Coûteuses, inefficaces et mortifères, ces politiques ont pourtant fait la preuve de leur échec dès leurs premières heures. De fait, malgré l’ampleur des moyens consacrés à l’emmurement de l’Europe, il est notoire que la multiplication des entraves à la mobilité ne fait que pousser les personnes migrantes sur des routes plus longues et plus dangereuses, car « illégalisées ». Selon les estimations de « United against Refugee Deaths », les politiques migratoires européennes auraient coûté la vie à plus de 48 000 personnes entre 1993 et 2022 [2].
Partout sur le territoire des États membres de l’UE, aux frontières européennes et au-delà, ces politiques engendrent des violations massives de droits, renforcent les discriminations, le racisme et la xénophobie, et perpétuent des inégalités structurelles. Ces politiques se traduisent par un véritable « apartheid de la mobilité » imposé par les pays du Nord global aux citoyen·ne·s du Sud global [3] , système qui hiérarchise les droits et les vies en fonction de la nationalité, de la classe et de la catégorisation raciale et qui précarise les vies des migrant·e·s tout au long de leur parcours, en permettant leur exploitation sur le sol européen.
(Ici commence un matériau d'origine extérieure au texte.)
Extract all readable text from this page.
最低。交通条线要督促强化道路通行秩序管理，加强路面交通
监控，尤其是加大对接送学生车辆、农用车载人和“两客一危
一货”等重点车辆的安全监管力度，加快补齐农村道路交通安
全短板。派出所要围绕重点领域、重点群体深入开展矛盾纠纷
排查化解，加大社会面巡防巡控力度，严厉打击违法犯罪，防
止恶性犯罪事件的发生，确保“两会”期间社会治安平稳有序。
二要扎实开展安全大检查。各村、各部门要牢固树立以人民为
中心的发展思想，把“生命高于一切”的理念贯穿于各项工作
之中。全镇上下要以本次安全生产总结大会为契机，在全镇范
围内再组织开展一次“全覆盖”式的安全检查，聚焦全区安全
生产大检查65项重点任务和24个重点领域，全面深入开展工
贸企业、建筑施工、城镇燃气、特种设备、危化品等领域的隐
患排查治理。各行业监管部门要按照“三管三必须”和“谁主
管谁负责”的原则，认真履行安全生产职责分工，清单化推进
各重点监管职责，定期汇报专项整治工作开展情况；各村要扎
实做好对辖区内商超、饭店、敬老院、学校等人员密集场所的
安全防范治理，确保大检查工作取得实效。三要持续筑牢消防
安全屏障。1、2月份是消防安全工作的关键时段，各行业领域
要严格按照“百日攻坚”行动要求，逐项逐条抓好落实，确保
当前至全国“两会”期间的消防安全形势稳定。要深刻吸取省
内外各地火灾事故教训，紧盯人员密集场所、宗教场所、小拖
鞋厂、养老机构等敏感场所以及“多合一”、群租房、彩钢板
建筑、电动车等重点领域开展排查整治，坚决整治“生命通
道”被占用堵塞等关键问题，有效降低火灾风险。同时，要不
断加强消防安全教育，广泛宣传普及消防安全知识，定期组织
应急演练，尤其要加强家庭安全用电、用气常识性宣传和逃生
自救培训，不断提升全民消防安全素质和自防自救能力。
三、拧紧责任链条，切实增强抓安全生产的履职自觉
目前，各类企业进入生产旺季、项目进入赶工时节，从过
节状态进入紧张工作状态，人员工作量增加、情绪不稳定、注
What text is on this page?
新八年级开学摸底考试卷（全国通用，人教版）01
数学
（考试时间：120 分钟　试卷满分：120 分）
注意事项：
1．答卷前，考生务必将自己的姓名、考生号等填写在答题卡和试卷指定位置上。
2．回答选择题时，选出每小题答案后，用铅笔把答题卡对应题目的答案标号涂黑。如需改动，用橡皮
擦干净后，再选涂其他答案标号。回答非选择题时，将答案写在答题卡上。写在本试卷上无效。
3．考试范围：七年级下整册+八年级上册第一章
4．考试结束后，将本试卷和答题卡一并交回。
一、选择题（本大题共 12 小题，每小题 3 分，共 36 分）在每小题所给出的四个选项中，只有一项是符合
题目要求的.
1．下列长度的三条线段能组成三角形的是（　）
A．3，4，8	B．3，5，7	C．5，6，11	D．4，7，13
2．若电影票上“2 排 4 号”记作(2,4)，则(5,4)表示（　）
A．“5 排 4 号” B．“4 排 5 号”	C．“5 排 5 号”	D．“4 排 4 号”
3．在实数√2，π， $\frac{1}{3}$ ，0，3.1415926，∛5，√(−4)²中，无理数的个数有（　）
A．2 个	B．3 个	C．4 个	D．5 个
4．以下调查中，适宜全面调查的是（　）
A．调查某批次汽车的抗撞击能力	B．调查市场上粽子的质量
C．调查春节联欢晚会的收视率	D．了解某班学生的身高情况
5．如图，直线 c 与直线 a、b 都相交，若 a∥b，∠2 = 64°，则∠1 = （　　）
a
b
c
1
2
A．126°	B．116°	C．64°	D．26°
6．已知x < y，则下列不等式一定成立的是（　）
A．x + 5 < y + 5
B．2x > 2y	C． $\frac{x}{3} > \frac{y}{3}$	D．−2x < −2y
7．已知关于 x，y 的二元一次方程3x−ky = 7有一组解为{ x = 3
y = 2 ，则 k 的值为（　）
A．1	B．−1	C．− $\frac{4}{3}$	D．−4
Le Pacte UE sur la migration et l’Asile - des mesures usées, nuisibles et inefficaces pour endiguer les migrations

Le nouveau Pacte européen sur la migration et l’asile, qui est en réalité un pacte contre les migrant·e·s, propose d’entériner différentes mesures dans la continuité de cette logique d’apartheid de la mobilité au cœur des politiques européennes :

• Le renforcement de l’externalisation de la gestion des migrations et de l’asile réduisant la collaboration des États européens avec les États du Sud à l’endiguement des départs et au renvoi des personnes dépourvues de droit au séjour. L’aide publique au développement et les visas seront conditionnés et instrumentalisés à cet effet. Un nouveau poste de Commissaire européen chargé du retour sera créé.

• La consolidation de la militarisation du contrôle des frontières avec, à nouveau, l’augmentation du budget et du rôle de l’agence de garde-frontières et de garde-côtes européens Frontex. Ainsi, les cas de refoulements et de laissez-mourir en mer dans lesquels l’agence est accusée d’être impliquée [4] – qui font partie de la politique de dissuasion de l’UE – sont appelés à se perpétuer.

• La normalisation de « l’approche hotspot ». Celle-ci se manifestera par la détention quasi systématique des exilé·e·s aux frontières, l’extension du fichage et de l’utilisation de leurs données personnelles (EURODAC), le tri via de nouvelles procédures de filtrage parmi lesquelles une fiction juridique d’extra-territorialité européenne, et pour la majorité des exilé·e·s le renvoi – avant même d’avoir pu fouler le sol européen ou demander l’asile –, vers des pays tiers opportunément et souvent à tort reconnus comme « sûrs ». Cela signe donc la fin du droit d’asile tel qu’inscrit dans la Convention de Genève – d’autant qu’un « mécanisme de crise » permettant de suspendre l’examen des demandes de protection internationale pourra également être enclenché –, ainsi que l’institutionnalisation, à l’échelle européenne, de pratiques qui existent aujourd’hui de manière limitée ou informelle [5] . Par ailleurs, le premier pays d’entrée restera le principal critère de détermination du pays responsable de leur demande d’asile et du tri entre les quelques « bon·ne·s réfugié·e·s » à « relocaliser » et la majorité des « mauvais·es migrant·e·s » à renvoyer.

• La mise en place d’un mécanisme de solidarité européen dit « flexible » qui permettra aux États membres d’opter soit pour l’accueil soit pour le renvoi des personnes migrantes. Considérant l’échec du processus de relocalisation de 2015 [6], il est à prévoir que peu d’États feront le choix de l’accueil.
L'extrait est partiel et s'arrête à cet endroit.